Orange is the largest operator in Romania with 10.3 million connections according to GSMA Intelligence, just ahead of rival Vodafone’s 10 million.Vodafone and number four player Digi launched 5G earlier this year.

This launch and this network is the result of an attractive exclusive partnership with Samsung. An interesting partnership which works both ways. Samsung devices can only be sold by Orange, and Orange 5G tariffs can only be run through Samsung devices. It might sound unusual that two companies would want to limit this potential in this manner, but considering Orange is the market share leader for 4G (roughly 40%) while Samsung is the devices market share leader (estimates range between 50-55%), there are attractive gains for both parties.
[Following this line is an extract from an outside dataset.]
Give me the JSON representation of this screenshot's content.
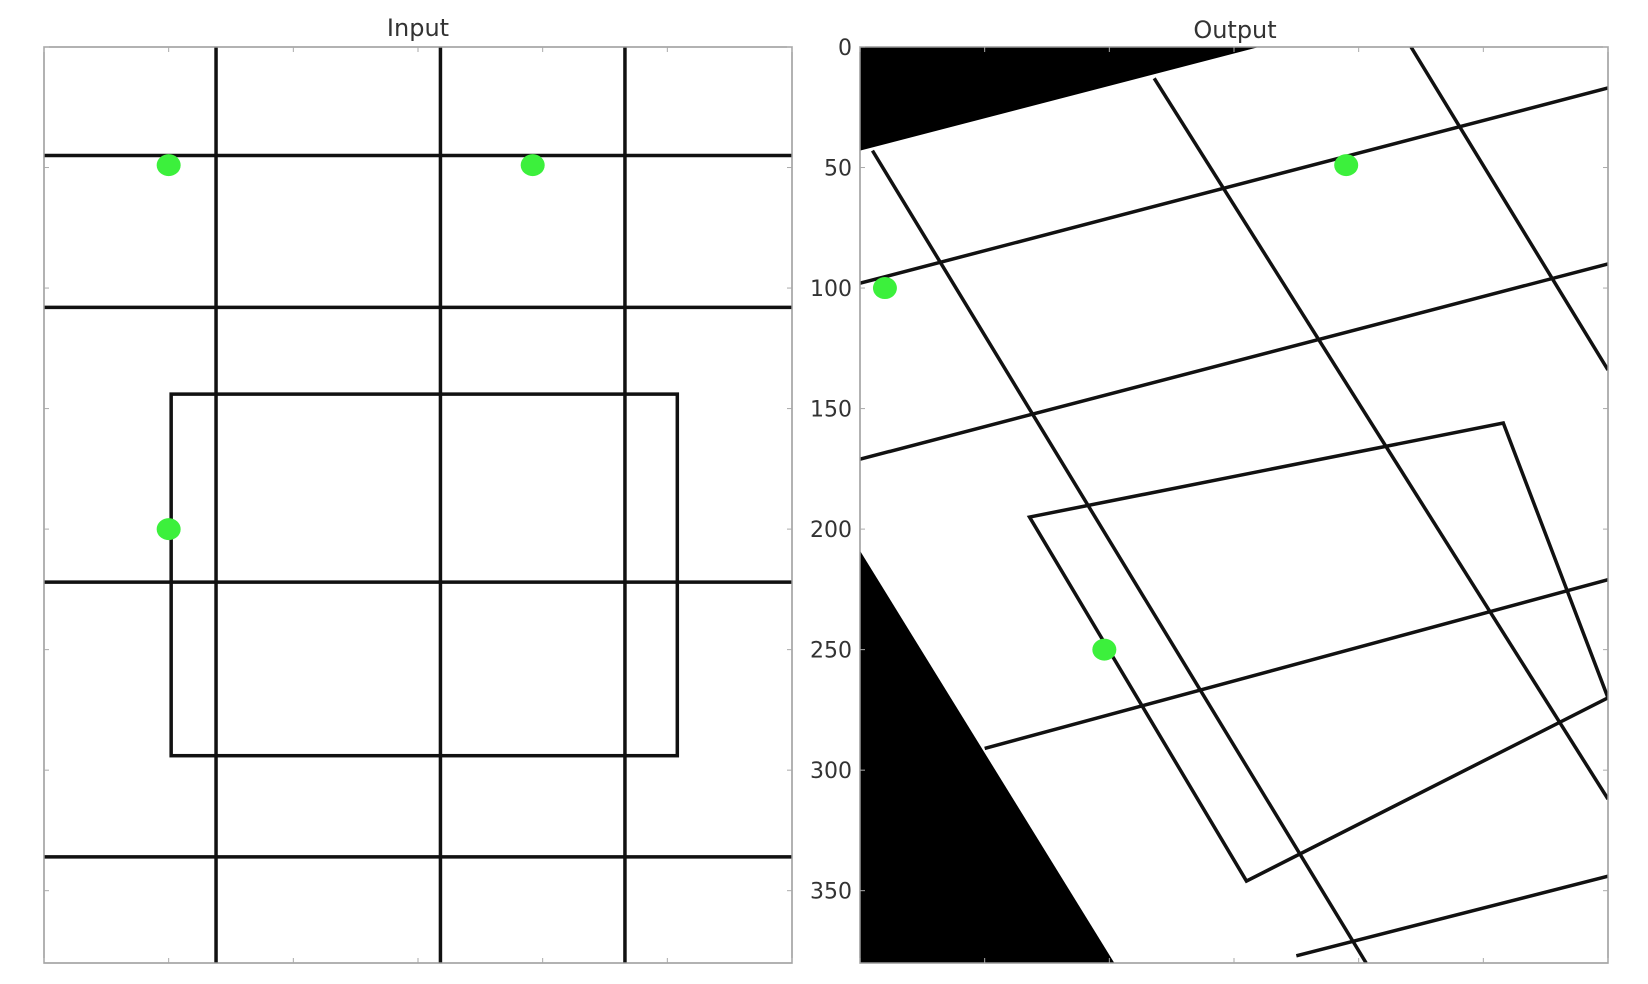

The second interesting element of this announcement is the focus on Fixed Wireless Access (FWA). Orange has never been shy about its convergence ambitions, the success of bundling is evident in numerous markets but with no fixed assets in Romania it becomes difficult. There is a wholesale agreement in place with Telecom Romania, however this is far from an ideal position.

With 5G, FWA becomes a much more apparent opportunity to compete with the fibre services which are being offered by competitors. It certainly isn’t perfect by any means, but if Orange can deliver the promised gigabit speeds over the air, there will certainly be demand from increasingly speed obsessed consumers.

The final interesting aspect of this story could count against the Orange. After performing a number of speed tests across Bucharest, it became very apparent, very quickly, that the 4G network is excellent (60-96 Mbps), providing speeds which even the most demanding consumer could not make use of. In delivering such eye-watering speeds over 4G, one should ask whether this weakens the selling point of 5G. As attractive as 1.2 Gbps download speeds are, who actually needs that much power right now?

Despite the number of features and wild promises here, the success of Orange Romania in the 4G era might undermine the pursuit of early adopters for 5G. This is a difficulty which only remains while the operators discuss little more than speed upgrades, though as the ecosystems develop new services will be pushed at the consumer.